Critic’s Notebook: Tonys celebrate commerce, not art
Awards should be aspirational, validating excellence and originality even though each and every one of us knows that commercialism rules the day. But far be it from the ever-insecure Tonys — the geeky glee club representative of the major entertainment awards — to bite the hand that feeds it.
For the third year in a row the best musical award went not to the work that deserved it but to the one with the greatest box-office potential on the road. “Memphis,” the splashy show about the early segregationist days of rock ‘n’ roll that had a pre-Broadway run at the La Jolla Playhouse, snared the prize from “Fela!,” the inventive Afrobeat bio-musical about Nigerian singer-songwriter-activist Fela Kuti, which was thrillingly directed and choreographed by Bill T. Jones.
If there were any doubts that Broadway doesn’t know on which side its bread is buttered, just look at the acting victories. Hollywood dominated in a way that befits a season that confirmed again and again the equation of solvency and mega celebrity.
In his acceptance speech, Denzel Washington — struggling to summon the name of that mysterious body that gave him the nod over his acting betters Liev Schreiber (“A View From the Bridge”) and Alfred Molina (“Red”) — seemed pleased about winning, but not so much so that he could reprise the coherency of one of his Oscar thank-yous. Yet Washington’s performance in the Tony-winning revival of “Fences” was, like Broadway newcomer Scarlett Johannson’s in “A View From the Bridge” (a featured actress Tony winner), at least a genuinely commendable effort.
I’m afraid I can’t say the same for winner Catherine Zeta-Jones’ star turn in “A Little Night Music,” as her clumsily emphatic rendition of “Send in the Clowns” revealed on the telecast. Too bad Tony voters (those wooers of superstars who can’t be expected to know what they’re called) didn’t get to see Hannah Waddingham’s portrayal at the Menier Chocolate Factory’s production in London, where Trevor Nunn’s revival of this Stephen Sondheim-Hugh Wheeler classic originated. If they had, they might have been persuaded to give the award to Montego Glover, the silver lining in that plastic cloud called “Memphis.”
I complained when the sweet but conventional “In the Heights” beat out the astringently fresh “Passing Strange” in 2008 and when the Lee Hall- Elton John juggernaut “Billy Elliot” upstaged the far more dramatically daring “Next to Normal” in 2009. This year, let me reverse course and congratulate Tony voters for their dogged consistency. In a world that has become violently unpredictable, “Broadway’s biggest night” never fails to live up to its staid reputation — so what if it poisons the creative well for the next decade.

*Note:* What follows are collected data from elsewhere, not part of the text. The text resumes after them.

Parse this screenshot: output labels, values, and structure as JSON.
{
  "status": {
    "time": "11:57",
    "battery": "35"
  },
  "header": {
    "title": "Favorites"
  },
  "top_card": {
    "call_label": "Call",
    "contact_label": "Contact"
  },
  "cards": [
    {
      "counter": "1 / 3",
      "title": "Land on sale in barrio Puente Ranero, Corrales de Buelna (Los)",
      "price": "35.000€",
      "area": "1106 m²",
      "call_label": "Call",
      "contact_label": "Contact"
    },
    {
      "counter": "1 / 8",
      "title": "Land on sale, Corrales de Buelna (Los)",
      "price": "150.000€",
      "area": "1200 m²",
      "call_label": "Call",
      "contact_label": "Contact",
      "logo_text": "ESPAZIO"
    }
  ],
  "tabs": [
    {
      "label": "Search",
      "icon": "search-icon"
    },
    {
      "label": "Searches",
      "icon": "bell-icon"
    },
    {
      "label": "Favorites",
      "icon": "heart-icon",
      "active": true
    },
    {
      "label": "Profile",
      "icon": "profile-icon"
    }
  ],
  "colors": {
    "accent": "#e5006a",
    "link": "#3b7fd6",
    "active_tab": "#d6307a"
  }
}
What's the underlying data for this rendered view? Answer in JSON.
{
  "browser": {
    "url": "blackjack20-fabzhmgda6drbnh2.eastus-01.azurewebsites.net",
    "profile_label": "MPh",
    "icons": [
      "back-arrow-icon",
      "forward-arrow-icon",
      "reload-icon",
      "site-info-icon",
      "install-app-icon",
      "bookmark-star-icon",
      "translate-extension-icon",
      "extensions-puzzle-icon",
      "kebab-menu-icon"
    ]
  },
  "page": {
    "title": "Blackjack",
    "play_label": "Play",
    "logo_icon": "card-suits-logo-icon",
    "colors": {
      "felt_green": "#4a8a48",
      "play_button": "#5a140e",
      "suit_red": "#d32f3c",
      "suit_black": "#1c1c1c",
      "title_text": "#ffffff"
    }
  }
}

Now it might seem commendable that the best musical Tony went to the winner for both best book and best original score (a category in which, depressingly, only two musicals were eligible this season, neither of them any good). But if these building blocks are so dear to the hearts of Tony traditionalists, you’d think the pooh-bahs among them would find a way to include these categories on the CBS telecast instead of relegating them to the “creative arts award” ghetto seen only on the Web.
Fat chance for a show that’s so desperate to prevent viewers from clicking away that it fires a blitzkrieg of name-brand talent in the first 20 minutes, parachuting Green Day into a lineup of musical acts that went by like some kind of “Saturday Night Live” parody. “Glee” ratings magnets Lea Michele and Matthew Morrison were held back, presumably as a way of keeping the younger set from diving irretrievably down the social media rabbit hole, though I can’t image Michele’s overwrought “Funny Girl” number has Barbra Streisand crying into her scrapbook.
What demographic target Jets quarterback Mark Sanchez and tightly preserved pin-up Raquel Welch were supposed to lure remains a mystery, but it looks like the publicity machine of Broadway doesn’t yet know its indiscriminate strength.
The best thing about the telecast, beyond the heartfelt speeches by acting winners Viola Davis (“Fences”), Katie Finneran (“Promises, Promises”) and Douglas Hodge (“La Cage aux Folles”), was the comic assurance of host Sean Hayes. He may not have won for his performance in “Promises, Promises,” but he sure made the hilarious most of the Newsweek article that complained that his gay sexuality undermined his effectiveness as Kristin Chenoweth’s love interest. (The long and sloppy tongue kiss the two engaged in was just one of many such send-ups.)
Were there writing awards? Oh, I almost forgot: “Red,” the John Logan two-hander about Mark Rothko and his young apprentice, which was mostly notable for Tony winner Michael Grandage’s sensationally acted production with Molina and featured actor winner Eddie Redmayne.
But it wouldn’t surprise me if next year, best play is exiled with the design awards. Just think of how much more time there would be to extend to presenter Paula Abdul if they could cut the cumbersome descriptions of the contending — what do you call ‘em — dramas.